In this reassuring and fascinating episode, Professor Gareth Jenkins, Professor of Biomedical Sciences at Swansea University, and a leading global expert in this field, discusses how DNA can be mutated and how these mutations cause cancer. Gareth reveals how the chemicals around us, our lifestyle choices and our habits can increase or decrease the likelihood of our DNA mutating and developing into cancer. We also learn of the huge advancements in cancer diagnostic technologies such as liquid biopsies and the identification of biomarkers which flag pre-cancerous conditions. Discover how Gareth's research is pushing innovation to enable the early detection of cancer – the Holy Grail in cancer research for better patient outcomes.
About our expert
Professor Gareth Jenkins is Professor of Molecular Carcinogenesis at Swansea University’s Medical School and is an expert in DNA mutation research.
He works mainly in the “Genetic Toxicology” field studying hazards and risks posed by exposure to new products (drugs, foodstuffs, chemicals, nanomaterials etc). His research group at Swansea investigates the mechanisms underlying DNA mutagenesis and carcinogenesis and has designed new cell-based testing approaches for mutagenic agents to reduce the numbers of animals used in safety testing.
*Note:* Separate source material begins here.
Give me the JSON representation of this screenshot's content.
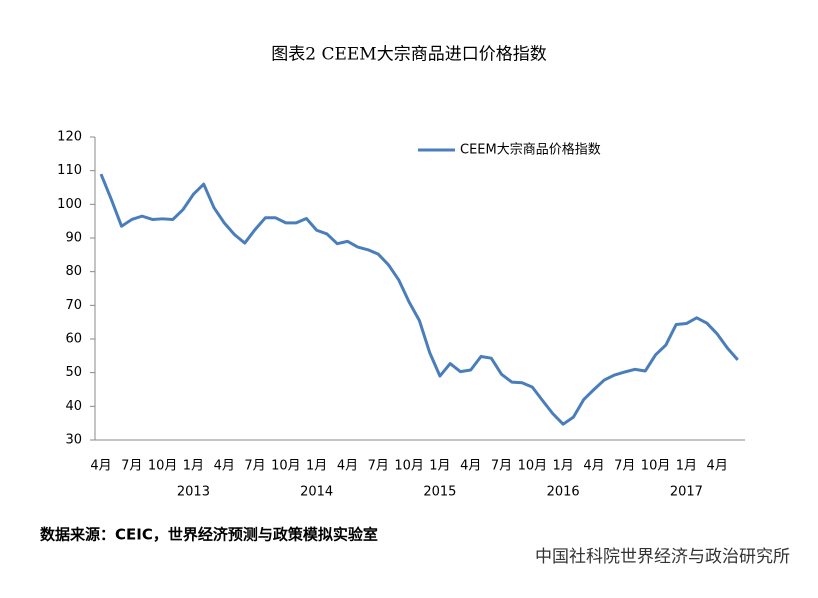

For 20 years Gareth has also researched the Barrett’s oesophagus/oesophageal adenocarcinoma model to better understand the initiation of cancer and the role of blood cell mutations as biomarkers of disease.
Professor Jenkins is the Chair of the UK Government’s Committee on Mutagenicity (COM) and sat on COM as a member from 2009 till 2019. He is a Senior Editor for the journal “Mutagenesis” and President of the UK Environmental Mutagen Society (UKEMS) and the International Association of Environmental and Genomics Societies (IAEMGS). Gareth is also the Associate Dean of Research for the Faculty of Health and Life Science at Swansea University.